La CFDT-Culture réclame depuis longtemps, trop longtemps, la mise en place d’une gestion prévisionnelle des emplois, des effectifs et des compétences (GPEEC) au ministère : dans la situation d’urgence absolue que connaît cette filière, il est en effet impératif d’anticiper un mouvement qui ne peut que s’amplifier au cours des quinze prochaines années.
Des modalités de recrutement confuses et inadaptées
Le concours de ChED, organisé cette année, propose 53 postes : 35 en externe, 18 en interne.
On peut tout d’abord se demander s’il s’agit d’un seul ou de deux concours : si les écrits du concours externe et interne se sont déroulés en même temps, il en va autrement des oraux. Les résultats du concours externe viennent d’être publiés, alors même que pour les internes admissibles, les épreuves orales auront lieu en septembre. Pourquoi un tel décalage ? Le choix des postes des externes aura-il lieu dès la rentrée, avant celui des internes (à l’inverse de la pratique jusqu’alors en vigueur) ? Nul ne le sait, et les informations les plus contradictoires circulent à ce sujet.
Les choix d’affectation devraient se faire sous la forme d’un « amphi ». Le but est de réunir les lauréats et de leur présenter la liste des postes à pourvoir. Aura-t-on un « amphi » unique (avec choix du poste par ordre de classement) ? Deux amphis distincts ? Mystère…
Les lauréats des concours seront affectés, comme à l’accoutumée, sans considération de spécialité. Conséquence mécanique, au bout de deux ou trois ans, parfois juste après leur titularisation, ils sont nombreux à demander une mutation plus en rapport avec leur profil professionnel, laissant leur poste à nouveau vacant, notamment dans les services où se posent des problèmes d’attractivité, tels que les Archives nationales ou les DRAC. Ainsi, aux Archives nationales, site de Pierrefitte, sur les 26 agents affectés en 2012-2013, seuls 10 sont aujourd’hui encore en poste ; aux Archives nationales du monde du travail, sur les 4 agents affectés en 2012-2013, presque tous sont aujourd’hui partis.
Sur les 35 lauréats du concours externe 2017, figureraient 8 archivistes seulement, alors qu’une dizaine de postes sont à pourvoir rien qu’aux Archives nationales, auxquels il faut ajouter tous les postes en Archives départementales.
Les mêmes causes ayant les mêmes effets, nul doute que les services se retrouveront, dans quelques années, dans la même indigence qu’avant le concours.
La CFDT-Culture exige que le ministère réfléchisse enfin sérieusement à cette problématique récurrente qui nuit à tous, agents et services et, au-delà, à l’exercice même de ses missions.

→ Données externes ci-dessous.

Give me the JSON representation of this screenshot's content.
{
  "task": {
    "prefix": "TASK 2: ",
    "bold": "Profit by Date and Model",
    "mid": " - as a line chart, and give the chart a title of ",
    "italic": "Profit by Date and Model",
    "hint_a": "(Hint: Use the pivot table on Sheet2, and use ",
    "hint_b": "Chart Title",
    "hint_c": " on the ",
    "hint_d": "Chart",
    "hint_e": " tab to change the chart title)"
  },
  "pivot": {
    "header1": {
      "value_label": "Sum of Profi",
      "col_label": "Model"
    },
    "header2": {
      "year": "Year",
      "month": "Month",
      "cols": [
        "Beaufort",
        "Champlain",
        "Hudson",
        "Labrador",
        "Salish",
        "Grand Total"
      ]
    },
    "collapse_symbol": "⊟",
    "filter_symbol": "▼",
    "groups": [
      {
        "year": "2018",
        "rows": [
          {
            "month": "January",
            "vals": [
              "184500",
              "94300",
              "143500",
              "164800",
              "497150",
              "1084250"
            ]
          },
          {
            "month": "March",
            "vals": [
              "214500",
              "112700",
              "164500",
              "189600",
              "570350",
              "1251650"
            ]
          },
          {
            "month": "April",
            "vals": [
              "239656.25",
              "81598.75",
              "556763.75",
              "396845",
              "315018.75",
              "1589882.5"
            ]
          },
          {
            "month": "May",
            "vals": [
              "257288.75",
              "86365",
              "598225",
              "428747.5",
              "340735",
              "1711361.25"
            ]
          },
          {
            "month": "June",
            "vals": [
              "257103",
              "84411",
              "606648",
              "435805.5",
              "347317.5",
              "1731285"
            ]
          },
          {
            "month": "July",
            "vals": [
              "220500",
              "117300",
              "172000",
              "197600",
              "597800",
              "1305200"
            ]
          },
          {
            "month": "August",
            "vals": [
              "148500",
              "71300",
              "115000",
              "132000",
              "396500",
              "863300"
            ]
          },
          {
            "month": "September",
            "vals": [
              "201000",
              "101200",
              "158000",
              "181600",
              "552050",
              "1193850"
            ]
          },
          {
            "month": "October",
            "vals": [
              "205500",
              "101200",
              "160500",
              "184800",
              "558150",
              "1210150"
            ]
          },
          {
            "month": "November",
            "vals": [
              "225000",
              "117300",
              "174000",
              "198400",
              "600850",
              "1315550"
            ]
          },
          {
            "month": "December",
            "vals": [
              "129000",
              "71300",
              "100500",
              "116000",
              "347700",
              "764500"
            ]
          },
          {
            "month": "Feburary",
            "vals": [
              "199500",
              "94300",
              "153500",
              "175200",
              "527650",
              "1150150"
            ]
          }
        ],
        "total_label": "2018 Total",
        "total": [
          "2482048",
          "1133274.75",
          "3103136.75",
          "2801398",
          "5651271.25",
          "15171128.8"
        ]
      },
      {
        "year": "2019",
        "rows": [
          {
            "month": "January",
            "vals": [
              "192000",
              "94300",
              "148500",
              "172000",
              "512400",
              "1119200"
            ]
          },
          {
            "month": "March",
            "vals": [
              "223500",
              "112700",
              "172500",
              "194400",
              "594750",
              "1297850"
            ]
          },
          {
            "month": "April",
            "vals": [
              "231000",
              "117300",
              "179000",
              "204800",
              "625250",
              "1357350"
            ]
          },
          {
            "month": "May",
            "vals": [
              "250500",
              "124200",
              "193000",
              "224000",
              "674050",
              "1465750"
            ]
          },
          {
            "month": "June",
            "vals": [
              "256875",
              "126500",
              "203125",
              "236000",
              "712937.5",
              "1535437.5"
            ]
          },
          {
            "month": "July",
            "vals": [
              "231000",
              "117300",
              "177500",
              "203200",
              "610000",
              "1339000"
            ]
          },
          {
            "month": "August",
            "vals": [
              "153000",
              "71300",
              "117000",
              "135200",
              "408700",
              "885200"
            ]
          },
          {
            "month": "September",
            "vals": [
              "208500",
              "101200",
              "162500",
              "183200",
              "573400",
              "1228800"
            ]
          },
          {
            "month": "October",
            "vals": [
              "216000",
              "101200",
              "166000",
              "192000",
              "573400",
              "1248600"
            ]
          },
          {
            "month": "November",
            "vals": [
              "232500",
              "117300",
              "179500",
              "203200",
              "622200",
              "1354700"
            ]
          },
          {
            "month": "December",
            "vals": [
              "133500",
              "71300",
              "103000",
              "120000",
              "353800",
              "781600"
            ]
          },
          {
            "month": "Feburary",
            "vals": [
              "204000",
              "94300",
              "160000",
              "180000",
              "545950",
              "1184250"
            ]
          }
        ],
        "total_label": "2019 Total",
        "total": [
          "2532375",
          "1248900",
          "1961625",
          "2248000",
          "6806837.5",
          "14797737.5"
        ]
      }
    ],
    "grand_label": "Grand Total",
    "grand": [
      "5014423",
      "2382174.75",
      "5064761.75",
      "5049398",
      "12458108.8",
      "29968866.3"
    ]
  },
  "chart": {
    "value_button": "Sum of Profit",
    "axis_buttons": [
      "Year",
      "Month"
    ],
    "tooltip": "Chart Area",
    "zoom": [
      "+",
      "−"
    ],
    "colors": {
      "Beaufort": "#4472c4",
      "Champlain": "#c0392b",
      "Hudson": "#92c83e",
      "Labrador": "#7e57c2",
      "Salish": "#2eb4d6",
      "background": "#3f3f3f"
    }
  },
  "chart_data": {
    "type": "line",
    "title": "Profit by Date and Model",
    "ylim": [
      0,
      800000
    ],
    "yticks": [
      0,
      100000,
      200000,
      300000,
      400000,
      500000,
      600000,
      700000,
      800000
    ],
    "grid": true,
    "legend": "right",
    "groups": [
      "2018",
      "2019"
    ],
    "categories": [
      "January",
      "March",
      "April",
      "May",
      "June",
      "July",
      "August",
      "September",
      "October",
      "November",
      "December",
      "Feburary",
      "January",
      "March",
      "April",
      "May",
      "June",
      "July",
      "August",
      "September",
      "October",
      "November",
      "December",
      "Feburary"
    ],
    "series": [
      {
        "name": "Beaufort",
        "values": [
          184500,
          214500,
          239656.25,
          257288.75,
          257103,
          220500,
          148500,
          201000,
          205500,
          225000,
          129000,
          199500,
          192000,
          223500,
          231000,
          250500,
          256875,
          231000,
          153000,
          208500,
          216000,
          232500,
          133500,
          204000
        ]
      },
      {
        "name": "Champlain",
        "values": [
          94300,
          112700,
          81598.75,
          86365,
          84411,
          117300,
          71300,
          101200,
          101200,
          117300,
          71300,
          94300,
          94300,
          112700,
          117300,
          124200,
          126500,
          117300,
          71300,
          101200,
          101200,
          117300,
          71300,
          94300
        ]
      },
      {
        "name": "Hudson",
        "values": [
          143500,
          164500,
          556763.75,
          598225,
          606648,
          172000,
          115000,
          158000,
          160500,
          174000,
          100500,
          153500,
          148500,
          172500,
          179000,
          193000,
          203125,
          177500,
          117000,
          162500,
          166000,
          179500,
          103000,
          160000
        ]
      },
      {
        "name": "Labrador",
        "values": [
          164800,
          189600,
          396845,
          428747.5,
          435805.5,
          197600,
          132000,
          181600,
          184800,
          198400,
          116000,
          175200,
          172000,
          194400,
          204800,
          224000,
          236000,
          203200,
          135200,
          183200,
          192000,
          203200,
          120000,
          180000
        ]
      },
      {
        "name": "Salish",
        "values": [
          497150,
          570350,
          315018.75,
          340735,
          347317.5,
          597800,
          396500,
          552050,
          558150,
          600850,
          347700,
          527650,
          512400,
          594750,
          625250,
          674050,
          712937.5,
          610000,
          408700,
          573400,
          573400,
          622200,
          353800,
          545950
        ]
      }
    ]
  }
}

Les agents mis à disposition en Archives départementales : loin des yeux, loin du cœur
Les lois de décentralisation de 1982-1983 ont transféré les services d’Archives départementales (AD) aux Conseil départementaux (ex généraux), sous réserve de la mise à disposition par le ministère de la Culture d’agents des filières scientifique et documentaire.
Or la moindre démarche administrative relève, pour ces agents du ministère, du parcours du combattant : de l’obtention de la carte Culture au remboursement des frais de formation, en passant par les déclarations d’accident du travail, il leur faut naviguer entre leur collectivité de rattachement, la DRAC (gestionnaire RH de proximité, paraît-il), le Service interministériel des Archives de France (SIAF) et le Secrétariat général du ministère.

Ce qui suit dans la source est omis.